Ripstein returned to Canada to complete his surgical rotation at the Royal Victoria Hospital in Montreal before moving to the United States. Within three years, he became a full professor at the State University of New York Downstate, and the director of surgery at Maimonides Hospital.
An early pioneer of open heart and mitral valve surgery, Ripstein was one of the first doctors to perform open heart surgery under cryogenic conditions. He also discovered that Thorazine cured the hiccups. After learning of his research, the Vatican persuaded Pope Pius XII to treat his intractable hiccups with the drug. Ripstein’s treatment was a success. Board-certified in general, thoracic, and colon and rectal surgery, Ripstein was best known for developing a method to repair rectal prolapse. The procedure was even named after him.

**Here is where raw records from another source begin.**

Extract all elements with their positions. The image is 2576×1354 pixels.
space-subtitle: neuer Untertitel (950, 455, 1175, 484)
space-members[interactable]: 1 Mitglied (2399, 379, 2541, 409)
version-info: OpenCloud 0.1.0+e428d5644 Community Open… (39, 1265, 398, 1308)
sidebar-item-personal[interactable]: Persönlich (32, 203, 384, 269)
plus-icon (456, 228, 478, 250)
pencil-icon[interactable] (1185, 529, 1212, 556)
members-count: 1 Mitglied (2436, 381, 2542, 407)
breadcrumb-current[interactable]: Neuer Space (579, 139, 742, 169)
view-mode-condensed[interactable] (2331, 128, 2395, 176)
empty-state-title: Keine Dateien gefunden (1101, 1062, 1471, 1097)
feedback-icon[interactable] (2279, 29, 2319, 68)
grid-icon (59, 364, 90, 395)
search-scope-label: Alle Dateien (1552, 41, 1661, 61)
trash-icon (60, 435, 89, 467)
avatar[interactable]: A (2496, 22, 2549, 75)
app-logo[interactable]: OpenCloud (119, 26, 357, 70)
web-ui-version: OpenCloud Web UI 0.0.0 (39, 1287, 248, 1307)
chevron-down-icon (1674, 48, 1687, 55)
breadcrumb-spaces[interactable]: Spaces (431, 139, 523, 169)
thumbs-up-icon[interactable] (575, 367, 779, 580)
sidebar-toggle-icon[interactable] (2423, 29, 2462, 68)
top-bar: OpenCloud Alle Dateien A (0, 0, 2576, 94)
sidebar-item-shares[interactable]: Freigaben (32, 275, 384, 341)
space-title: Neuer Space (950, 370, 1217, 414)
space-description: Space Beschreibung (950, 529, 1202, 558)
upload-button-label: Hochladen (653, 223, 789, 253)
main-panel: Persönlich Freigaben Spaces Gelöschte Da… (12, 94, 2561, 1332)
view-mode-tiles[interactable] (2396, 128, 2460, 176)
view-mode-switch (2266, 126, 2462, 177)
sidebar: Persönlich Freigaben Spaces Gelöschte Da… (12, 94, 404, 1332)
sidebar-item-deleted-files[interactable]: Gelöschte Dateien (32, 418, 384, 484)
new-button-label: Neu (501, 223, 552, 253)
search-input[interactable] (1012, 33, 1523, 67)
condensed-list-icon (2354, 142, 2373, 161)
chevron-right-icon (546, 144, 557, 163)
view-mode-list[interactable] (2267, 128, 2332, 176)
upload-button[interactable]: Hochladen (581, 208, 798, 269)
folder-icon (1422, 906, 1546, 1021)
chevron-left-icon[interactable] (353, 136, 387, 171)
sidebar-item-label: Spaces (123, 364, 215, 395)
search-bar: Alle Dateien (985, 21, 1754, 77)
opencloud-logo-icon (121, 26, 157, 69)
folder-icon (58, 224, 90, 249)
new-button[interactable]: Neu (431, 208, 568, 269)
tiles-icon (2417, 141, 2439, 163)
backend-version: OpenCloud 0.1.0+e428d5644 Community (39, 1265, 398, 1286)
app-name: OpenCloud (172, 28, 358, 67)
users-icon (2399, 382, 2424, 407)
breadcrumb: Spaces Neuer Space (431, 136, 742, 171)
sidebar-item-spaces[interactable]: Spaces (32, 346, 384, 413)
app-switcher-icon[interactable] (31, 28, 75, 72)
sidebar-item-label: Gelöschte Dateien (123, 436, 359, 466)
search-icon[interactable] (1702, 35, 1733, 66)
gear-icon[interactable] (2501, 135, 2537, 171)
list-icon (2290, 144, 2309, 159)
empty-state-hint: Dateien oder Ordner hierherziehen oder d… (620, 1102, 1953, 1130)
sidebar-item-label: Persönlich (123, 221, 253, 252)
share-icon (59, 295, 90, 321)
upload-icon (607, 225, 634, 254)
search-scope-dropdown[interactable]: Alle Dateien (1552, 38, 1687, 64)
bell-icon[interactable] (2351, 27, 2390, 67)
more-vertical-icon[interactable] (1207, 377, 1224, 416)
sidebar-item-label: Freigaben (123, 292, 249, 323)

The pope wasn’t his only famous patient. As the first director of surgery at the newly established Albert Einstein College of Medicine of Yeshiva University, Ripstein was one of the last doctors called in on consultation to perform an operation on the genius. Einstein, who was dying of a ruptured aneurysm, eventually refused the procedure.
Ripstein later served as director of surgery at Brookdale Hospital in Brooklyn, N.Y., on the clinical staff at Cornell University Medical College, as a clinical professor of surgery at the University of Miami and on the medical staff of The Miami Heart Institute.